Search code examples
pythonpandasdataframekerneljupyter-lab

Pandas: Kernel unexpectedly dies after attempting join() two large dataframes


I am trying to join two datasets that share the same index by using:

merged_data = df1.join(df2)

However, the kernel keeps dying. I've attempted restarting my notebook (jupyter lab) but I think it's related to one of the data frames being about 2GB...

About df1

<class 'pandas.core.frame.DataFrame'>
Index: 97812 entries, XXXX to XXXX
Data columns (total 19 columns):
dtypes: float64(2), int64(3), object(14)
memory usage: 14.9+ MB

about df2

<class 'pandas.core.frame.DataFrame'>
Index: 13888745 entries, XXXX to XXXX
Data columns (total 18 columns):
dtypes: int64(16), object(2)
memory usage: 2.0+ GB

How can I make this work?

I do need all the entries and columns.

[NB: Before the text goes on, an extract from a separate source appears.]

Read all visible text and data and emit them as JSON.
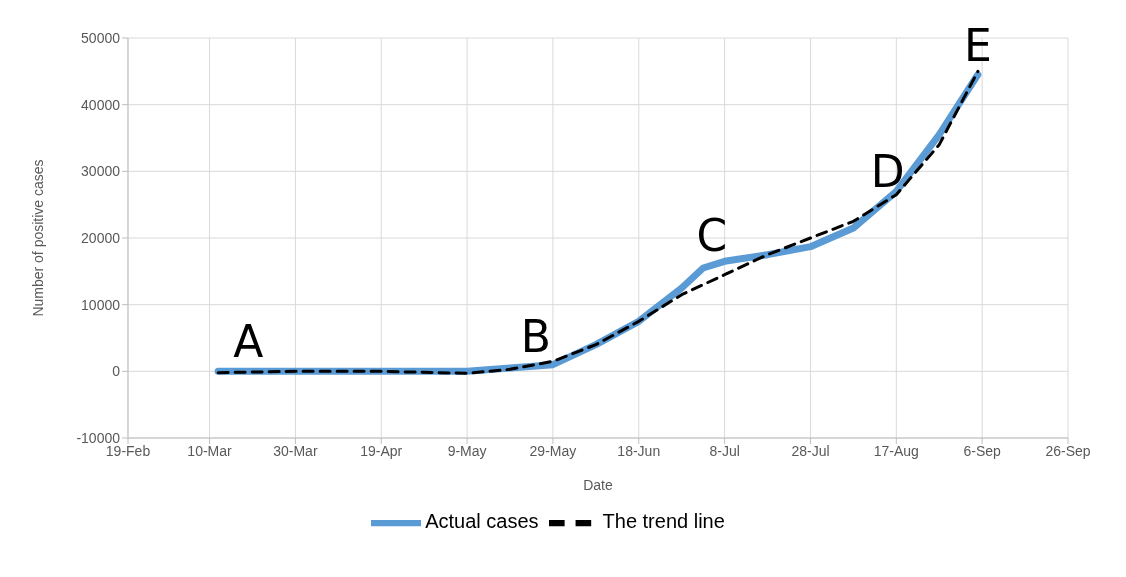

The dataframes don't share columns in common besides the index.

If it is worth knowing... I am using a MacBook Pro (Early 2015) with 2.7 GHz Dual-Core Intel Core i5 (processor) and 8 GB 1867 MHz DDR3 (memory)


Solution

  • If the issue is indeed due to your laptop running out of memory, you could try to use something like dask.

    You can convert your pandas dataframes into dask dataframes using dask.dataframe.from_pandas. Then use the .join method of the dask dataframes, like regular pandas.